Un día, yendo a la universidad, paramos en uno de los semáforos de la 70, ese que queda al lado de la Estación Rosales de Belén. El señor, como de costumbre, empezó a repartir las calcomanías a todos los carros que estaban allí. Cuando llegó donde mí, sonrió. Quitó uno de sus stickers de caritas enamoradas y procedió a pegarlo en mi brazo derecho que reposaba en la ventana del auto. Instantáneamente la felicidad recorrió mi cuerpo por el afable gesto del hombre. Le dije, con emoción: “¡Muchísimas gracias!”. Él me respondió señalando el papel que estaba grapado en uno de los paquetes que ofrecía a la venta. Al leer lo que decía, la vergüenza se hizo presente en mis ojos, manos y mejillas, pues él era sordo. Me apenaron mis palabras y el hecho de pasar por alto el mensaje que, en todo este tiempo, estuvo frente a mí. 

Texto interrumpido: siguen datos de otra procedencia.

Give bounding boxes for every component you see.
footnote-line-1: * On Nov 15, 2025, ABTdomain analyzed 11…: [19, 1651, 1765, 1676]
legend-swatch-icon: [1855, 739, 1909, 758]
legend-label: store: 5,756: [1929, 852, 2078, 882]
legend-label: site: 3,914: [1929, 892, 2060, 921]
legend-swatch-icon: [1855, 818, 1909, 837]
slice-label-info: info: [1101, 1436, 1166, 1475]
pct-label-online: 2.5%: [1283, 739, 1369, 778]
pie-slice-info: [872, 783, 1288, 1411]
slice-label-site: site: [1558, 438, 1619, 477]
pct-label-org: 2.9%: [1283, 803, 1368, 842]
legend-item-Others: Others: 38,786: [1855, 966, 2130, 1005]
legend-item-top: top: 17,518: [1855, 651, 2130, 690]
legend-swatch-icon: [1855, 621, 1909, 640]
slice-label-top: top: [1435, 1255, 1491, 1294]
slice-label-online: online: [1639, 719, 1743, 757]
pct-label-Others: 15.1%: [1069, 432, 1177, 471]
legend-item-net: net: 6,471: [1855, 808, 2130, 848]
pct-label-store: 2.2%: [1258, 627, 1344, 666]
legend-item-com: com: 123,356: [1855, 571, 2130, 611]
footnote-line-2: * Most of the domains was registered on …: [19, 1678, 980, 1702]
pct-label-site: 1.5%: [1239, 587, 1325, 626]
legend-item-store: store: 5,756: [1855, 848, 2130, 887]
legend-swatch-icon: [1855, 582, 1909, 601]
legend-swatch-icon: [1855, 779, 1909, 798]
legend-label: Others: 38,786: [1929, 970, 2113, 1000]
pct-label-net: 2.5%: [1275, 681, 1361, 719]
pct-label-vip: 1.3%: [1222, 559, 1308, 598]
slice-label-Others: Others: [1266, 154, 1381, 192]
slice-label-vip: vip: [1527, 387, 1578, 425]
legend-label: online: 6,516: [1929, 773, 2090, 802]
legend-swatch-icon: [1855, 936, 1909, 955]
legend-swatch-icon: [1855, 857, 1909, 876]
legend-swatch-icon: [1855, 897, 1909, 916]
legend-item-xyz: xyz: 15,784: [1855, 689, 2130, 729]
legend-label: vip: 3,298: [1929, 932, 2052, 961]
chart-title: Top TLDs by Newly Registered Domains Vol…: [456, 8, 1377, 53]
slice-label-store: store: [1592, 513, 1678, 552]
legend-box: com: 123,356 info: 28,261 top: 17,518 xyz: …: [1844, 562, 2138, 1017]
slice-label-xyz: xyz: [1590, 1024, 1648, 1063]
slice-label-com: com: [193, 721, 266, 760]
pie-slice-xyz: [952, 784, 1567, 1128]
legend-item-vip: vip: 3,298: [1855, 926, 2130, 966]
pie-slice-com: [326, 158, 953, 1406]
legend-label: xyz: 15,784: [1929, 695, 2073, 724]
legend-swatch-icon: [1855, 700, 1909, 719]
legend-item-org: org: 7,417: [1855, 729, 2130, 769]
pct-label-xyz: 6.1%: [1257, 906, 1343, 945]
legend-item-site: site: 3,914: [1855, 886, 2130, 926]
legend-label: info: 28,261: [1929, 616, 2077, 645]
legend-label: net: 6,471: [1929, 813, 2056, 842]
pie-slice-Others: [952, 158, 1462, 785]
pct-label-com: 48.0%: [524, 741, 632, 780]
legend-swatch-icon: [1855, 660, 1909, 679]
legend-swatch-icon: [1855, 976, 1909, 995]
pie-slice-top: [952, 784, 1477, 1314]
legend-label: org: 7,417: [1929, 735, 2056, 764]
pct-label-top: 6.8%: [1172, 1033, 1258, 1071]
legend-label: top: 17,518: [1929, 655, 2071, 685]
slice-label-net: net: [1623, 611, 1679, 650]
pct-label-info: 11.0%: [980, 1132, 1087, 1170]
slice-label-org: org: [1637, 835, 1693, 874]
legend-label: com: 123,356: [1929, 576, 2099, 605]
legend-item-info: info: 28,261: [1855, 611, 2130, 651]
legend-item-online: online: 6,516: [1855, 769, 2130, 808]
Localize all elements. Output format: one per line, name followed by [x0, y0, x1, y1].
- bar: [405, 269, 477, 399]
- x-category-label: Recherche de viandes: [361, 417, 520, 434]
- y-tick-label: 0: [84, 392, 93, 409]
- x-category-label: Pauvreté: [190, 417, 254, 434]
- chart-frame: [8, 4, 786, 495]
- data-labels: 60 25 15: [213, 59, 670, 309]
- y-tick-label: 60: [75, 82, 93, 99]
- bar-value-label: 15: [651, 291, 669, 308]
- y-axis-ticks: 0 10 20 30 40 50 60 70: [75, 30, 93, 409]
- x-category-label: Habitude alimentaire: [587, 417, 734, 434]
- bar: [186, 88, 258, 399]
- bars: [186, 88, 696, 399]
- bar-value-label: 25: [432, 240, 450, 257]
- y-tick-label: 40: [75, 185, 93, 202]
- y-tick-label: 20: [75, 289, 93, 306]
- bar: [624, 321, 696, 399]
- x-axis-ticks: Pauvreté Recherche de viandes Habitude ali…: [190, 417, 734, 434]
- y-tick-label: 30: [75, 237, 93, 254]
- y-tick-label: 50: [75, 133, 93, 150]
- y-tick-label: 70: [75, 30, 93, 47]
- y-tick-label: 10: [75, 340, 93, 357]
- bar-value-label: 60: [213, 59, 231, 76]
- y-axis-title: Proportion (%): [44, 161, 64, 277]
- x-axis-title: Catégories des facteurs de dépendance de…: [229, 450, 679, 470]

Al transitar por el semáforo, solo recordaba aquel momento. Sin embargo, ya han pasado varios días en los que no lo he visto en su sitio habitual, lo cual hizo que mis recuerdos vergonzosos fueran reemplazados por preguntas: “¿Por qué no ha vuelto?, ¿le habrá pasado algo?, ¿se fue a otro lugar?, ¿ya habrá dejado de trabajar?” Estas inquietudes se hicieron más recurrentes porque, a pesar de buscar con la mirada las respuestas, aún no las he resuelto. 

Esta semana, de nuevo, no logré verlo.